As Alan Murray, the editor of Fortune and the interviewer, pointed out, much of the innovation from the Internet of things is coming from smaller companies. Both Joly and McNamara agreed that small companies have an important role to play. McNamara said we need both large and small companies.
"Big companies have the scale and the channel but they don't always have the desire to disrupt their own business model," McNamara said. However, in some cases he said the industry needs startups to completely bypass the established industry because otherwise nothing would change. Ride hailing app Uber is an example of that.
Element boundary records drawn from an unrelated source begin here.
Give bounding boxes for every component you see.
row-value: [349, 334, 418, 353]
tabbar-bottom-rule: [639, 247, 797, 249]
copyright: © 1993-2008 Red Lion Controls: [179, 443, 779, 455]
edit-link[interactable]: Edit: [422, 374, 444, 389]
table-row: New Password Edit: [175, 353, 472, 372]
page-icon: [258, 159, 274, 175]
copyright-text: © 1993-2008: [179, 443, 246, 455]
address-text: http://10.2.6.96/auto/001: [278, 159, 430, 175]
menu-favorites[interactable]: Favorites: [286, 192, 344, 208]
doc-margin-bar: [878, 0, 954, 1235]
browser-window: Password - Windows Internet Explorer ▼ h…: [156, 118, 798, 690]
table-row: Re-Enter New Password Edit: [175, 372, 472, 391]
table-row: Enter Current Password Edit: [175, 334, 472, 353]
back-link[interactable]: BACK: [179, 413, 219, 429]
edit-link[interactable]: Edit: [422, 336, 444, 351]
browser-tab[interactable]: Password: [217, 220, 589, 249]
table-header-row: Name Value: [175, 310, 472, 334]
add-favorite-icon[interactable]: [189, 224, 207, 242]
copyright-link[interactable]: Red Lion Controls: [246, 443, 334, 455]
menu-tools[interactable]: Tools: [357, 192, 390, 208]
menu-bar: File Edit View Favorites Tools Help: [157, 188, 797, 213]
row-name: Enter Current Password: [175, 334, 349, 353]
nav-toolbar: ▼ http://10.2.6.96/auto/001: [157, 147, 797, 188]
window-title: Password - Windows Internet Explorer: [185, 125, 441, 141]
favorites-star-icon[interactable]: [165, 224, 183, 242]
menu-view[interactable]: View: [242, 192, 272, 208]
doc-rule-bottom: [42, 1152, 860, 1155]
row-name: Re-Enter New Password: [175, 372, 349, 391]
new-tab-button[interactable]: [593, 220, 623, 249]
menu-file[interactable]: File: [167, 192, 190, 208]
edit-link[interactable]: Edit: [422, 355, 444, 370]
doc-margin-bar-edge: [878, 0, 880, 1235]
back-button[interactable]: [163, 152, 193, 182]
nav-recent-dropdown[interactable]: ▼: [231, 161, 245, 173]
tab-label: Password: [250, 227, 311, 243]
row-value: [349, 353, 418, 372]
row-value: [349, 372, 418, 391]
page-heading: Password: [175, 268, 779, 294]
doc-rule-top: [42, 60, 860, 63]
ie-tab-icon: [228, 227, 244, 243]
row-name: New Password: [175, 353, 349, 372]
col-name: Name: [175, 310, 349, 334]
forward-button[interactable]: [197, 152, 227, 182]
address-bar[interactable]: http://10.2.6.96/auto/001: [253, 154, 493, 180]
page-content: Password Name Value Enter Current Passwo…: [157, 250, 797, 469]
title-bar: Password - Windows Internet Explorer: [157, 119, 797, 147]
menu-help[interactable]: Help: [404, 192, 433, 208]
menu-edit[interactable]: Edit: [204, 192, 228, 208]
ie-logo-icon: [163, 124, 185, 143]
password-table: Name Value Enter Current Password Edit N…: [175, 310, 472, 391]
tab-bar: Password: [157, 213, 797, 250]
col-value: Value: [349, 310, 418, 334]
The rest of the panel covered the typical elements often covered at these events. McNamara agreed that at the high end, the Internet of things will be an $11 trillion business, according to a recent McKinsey report. But to get to that value we're going to have to figure out a few things, including cybersecurity, data privacy and even how to build business models that work.
The McKinsey report said it would take 10 years to reach that huge size, which is still pretty daunting. McNamara suggests that we might see faster adoption in other countries where there is less infrastructure, much like we have seen China and Africa adopt mobile broadband faster because they didn't have legacy wireline broadband networks to hold them back.